Given Epstein’s death, there is no option for Bard or Botstein to return the money. But Heider suggested that perhaps the best use of the disgraced financier’s funds may be to help support victims of sexual violence.
“One option that might be on the table: find an anti–sex trafficking organization, a nonprofit, and donate the money to some great organization that is helping women who were trafficked, or women who have been sexually abused and are now recovering,” Heider said.
The Perils of Fundraising
According to The Wall Street Journal, Botstein met with Epstein more than a dozen times. He defended his engagement with the registered sex offender by noting Bard programs that provide education to prisoners. He told the newspaper in late April, “We believe in rehabilitation.”
Botstein has also emphasized his role as a fundraiser for the college, a responsibility that is becoming a bigger part of a president’s mandate. But that added responsibility can come with challenges and potential pitfalls that can cost a leader the job.
“In many instances, the president is the chief fundraiser,” Flahaven said.
Earlier this year, Connecticut College president Katherine Bergeron stepped down over the fallout of a fundraiser scheduled at a historically discriminatory venue in Florida, which prompted the resignation of the college’s diversity, equity and inclusion dean and student occupation of an administrative building. The event, which was canceled amid the controversy, led to her downfall at Conn, where Bergeron had served as president for nearly a decade.
But the fallout for Botstein, who has led Bard since 1975, hasn’t been nearly as severe. He has not faced repercussions on campus from students or faculty members. Protesters at Bard’s graduation last weekend didn’t criticize Botstein for accepting Epstein’s money; rather, they called for the commencement speaker, Democratic U.S. senator Raphael Warnock of Georgia, to oppose plans to build a proposed public safety training center dubbed “Cop City” outside Atlanta.

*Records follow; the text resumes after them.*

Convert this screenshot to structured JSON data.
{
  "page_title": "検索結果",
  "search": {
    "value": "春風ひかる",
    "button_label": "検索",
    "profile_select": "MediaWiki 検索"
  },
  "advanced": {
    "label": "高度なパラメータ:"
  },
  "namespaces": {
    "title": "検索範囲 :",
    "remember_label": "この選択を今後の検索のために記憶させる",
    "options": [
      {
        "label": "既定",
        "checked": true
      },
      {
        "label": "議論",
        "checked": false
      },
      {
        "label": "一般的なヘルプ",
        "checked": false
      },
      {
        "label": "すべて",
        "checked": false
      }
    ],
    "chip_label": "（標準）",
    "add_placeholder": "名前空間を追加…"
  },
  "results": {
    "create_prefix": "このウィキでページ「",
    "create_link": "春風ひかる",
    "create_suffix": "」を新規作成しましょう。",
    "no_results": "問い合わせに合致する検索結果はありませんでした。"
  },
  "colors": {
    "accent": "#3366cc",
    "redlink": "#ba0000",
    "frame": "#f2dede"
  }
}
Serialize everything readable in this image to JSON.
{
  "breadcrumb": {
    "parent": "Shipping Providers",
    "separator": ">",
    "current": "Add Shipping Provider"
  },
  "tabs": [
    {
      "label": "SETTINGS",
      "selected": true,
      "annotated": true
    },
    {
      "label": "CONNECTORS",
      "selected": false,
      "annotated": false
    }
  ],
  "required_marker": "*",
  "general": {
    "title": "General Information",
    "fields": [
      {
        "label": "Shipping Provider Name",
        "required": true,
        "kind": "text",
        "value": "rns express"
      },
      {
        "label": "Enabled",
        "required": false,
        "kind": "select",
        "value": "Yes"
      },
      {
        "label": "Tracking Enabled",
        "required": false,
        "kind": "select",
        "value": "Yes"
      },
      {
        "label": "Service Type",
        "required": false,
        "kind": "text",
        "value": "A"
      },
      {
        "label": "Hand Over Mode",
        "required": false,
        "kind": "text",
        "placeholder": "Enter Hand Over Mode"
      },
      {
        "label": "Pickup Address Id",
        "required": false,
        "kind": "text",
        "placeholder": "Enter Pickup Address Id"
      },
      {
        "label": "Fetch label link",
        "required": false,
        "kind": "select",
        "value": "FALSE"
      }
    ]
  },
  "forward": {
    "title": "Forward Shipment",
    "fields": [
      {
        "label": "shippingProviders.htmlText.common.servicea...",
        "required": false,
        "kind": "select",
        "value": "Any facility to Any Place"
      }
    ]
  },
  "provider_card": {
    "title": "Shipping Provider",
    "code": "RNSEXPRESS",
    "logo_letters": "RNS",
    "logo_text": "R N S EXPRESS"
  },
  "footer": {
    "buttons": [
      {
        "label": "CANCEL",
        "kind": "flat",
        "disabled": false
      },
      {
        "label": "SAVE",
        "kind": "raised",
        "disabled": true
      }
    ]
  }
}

Botstein, it seems, has weathered the negative publicity storm. In doing so, he’s made sure to point out the depravity of the man who once wrote checks to Bard and Botstein, telling The New York Times that Epstein was a “monster” and a “truly evil man.”
Even in his role as donor, Epstein could be cruel; Botstein has said the financier strung him along, telling The Wall Street Journal, “I was an unsuccessful fundraiser and actually the object of a little bit of sadism on his part in dangling philanthropic support. That was my relationship with him.”
In the end, Botstein stressed he never personally benefited. But given the ongoing scrutiny, the donations may end up being more trouble than they were worth.